Fortsetzung auf Seite 23.
Das Gewinnwachstum wird vor allem für Branchen
erwartet, die stark von Investitionen anderer Unternehmen
abhängig sind, wie etwa den Branchen Industrie oder
Technologie. Wie stark die Erholung im zweiten Halbjahr
ausfallen wird und was das für der Aktienmarkt bedeuten
könnte, ist aber schwer abzusehen.
Anleger hegen allerdings Hoffnung auf eine konjunkturelle
Erholung, wie der seit Oktober anhaltende Anstieg der
Aktienkurse vermuten läßt. Gerade in den ersten beiden
Januarwochen und damit in Erwartung der Bilanzsaison sind
die Kurse an der Wall Street kräftig gestiegen. Während im
Januar in der Regel kleinere Aktiengesellschaften von
Neuanlagen profitieren, waren es in den ersten Wochen vor
allem Großkonzerne aus dem Technologiebereich, die die
Erholung anführten. Dazu gehörten der Softwarehersteller
Oracle und der Computerkonzern Sun Microsystems
genauso wie der Glasfaserproduzent JDS Uniphase.
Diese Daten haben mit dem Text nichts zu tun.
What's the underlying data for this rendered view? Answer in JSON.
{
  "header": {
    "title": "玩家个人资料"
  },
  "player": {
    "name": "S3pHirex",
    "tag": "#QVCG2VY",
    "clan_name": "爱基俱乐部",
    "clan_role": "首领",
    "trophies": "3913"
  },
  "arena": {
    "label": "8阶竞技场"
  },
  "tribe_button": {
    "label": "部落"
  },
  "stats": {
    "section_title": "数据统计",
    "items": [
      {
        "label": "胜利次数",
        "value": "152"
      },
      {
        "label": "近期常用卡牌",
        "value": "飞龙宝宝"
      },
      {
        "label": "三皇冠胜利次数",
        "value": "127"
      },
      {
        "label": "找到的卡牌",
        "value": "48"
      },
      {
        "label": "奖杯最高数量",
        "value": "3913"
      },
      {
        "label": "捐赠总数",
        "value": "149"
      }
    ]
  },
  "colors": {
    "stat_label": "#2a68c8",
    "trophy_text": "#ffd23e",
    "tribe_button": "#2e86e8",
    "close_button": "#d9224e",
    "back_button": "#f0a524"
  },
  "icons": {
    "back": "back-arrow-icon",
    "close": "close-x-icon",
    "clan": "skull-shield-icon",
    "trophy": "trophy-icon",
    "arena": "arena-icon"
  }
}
Ob
diese Rally anhält oder ob Gewinnentwicklung und
Konjunktur die Erwartungen erneut enttäuschen werden, ist
derzeit die zentrale Frage an der Wall Street.
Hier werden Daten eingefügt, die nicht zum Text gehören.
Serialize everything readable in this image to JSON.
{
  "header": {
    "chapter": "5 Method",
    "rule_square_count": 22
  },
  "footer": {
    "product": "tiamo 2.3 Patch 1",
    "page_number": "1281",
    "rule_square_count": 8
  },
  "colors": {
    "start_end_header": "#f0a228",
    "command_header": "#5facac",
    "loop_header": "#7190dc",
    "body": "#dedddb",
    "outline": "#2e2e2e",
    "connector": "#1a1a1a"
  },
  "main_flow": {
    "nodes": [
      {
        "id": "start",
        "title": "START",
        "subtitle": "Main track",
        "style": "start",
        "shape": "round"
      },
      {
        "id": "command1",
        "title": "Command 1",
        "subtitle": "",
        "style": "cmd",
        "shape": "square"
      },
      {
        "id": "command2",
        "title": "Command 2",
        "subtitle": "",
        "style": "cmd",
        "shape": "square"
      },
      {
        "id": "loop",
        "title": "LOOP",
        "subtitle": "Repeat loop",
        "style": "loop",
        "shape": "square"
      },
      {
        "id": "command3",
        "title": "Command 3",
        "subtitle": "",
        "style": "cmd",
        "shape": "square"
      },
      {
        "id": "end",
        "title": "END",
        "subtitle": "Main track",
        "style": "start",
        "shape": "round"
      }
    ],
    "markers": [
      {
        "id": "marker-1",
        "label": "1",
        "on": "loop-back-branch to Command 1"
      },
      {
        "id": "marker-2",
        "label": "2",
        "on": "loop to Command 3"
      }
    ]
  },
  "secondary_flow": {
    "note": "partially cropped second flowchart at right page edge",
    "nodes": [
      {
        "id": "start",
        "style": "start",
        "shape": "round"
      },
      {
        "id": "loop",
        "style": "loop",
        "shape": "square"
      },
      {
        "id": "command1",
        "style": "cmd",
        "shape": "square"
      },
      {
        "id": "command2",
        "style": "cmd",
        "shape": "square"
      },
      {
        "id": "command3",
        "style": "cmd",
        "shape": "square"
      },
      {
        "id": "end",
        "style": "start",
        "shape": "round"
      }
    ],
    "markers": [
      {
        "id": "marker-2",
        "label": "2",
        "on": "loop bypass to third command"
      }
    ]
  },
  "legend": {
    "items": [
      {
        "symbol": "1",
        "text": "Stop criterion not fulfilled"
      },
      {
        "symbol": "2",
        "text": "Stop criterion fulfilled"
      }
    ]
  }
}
Tobias Levkovich, der Investmentstratege der
Investmentbank Salomon Smith Barney, hält die erwartete
Gewinnsteigerung der Unternehmen um 14 Prozent für das
vierte Quartal für ein wenig zu optimistisch. Es dürfte aber
ausreichen, um Investoren zu beruhigen, die sich wegen
eines möglichen Kriegs im Irak sorgen und die dazu Angst
haben, daß die Verbraucher als treibende Kraft für die
Konjunktur ausfallen könnten."Obwohl uns möglicherweise
noch nicht einer der brillanten, wolkenlosen und trockenen
Tage bevorsteht, ist die nahe Zukunft möglicherweise nicht
so kalt und stürmisch, wie einige Marktmeteorologen
vorhersagen", bemüht Levkovich einen Vergleich mit dem
Wetter.
Nach Ansicht von Charles Hill von First Call sind vernünftige
Voraussagen aber kaum zu treffen."Die profundeste
Beobachtung, die wir für die Gewinnprognosen für 2003 und
darüber hinaus machen können, ist, daß unsere Kristallkugel
zeit unseres Lebens noch nie so unscharf war", resümiert er
die Lage. Hill begründet das mit den ungewöhnlichen
Ursachen für die jüngste Rezession. Frühere Rezessionen
seien durch eine Überhitzung der Verbraucherausgaben
entstanden, die angesichts zu niedriger Kapazitäten der
Unternehmen zu höheren Preisen und Inflation geführt
hätten. Der jüngste Konjunkturabschwung sei dagegen eine
Folge übertriebener Investitionen. Die Folge: Die Kapazitäten
haben in vielen Branchen wie etwa der Telekommunikation
die Nachfrage überstiegen. Das führte zu Druck auf die
Preise und belastete die Gewinnentwicklung der
Unternehmen. Die Notenbank habe zwar die Zinsen gesenkt
und damit die Ausgabenfreude der verunsicherten
Verbraucher stimuliert. Investitionen der Unternehmen
insbesondere im Technologiebereich blieben aber weiter aus,
da die Überkapazitäten noch nicht verschwunden seien."Wie
lange das ein Problem bleibt, das die Preise unten hält,
wissen wir nicht", sagt Hill. Die Überkapazitäten seien
zudem nicht nur auf Technologieunternehmen beschränkt.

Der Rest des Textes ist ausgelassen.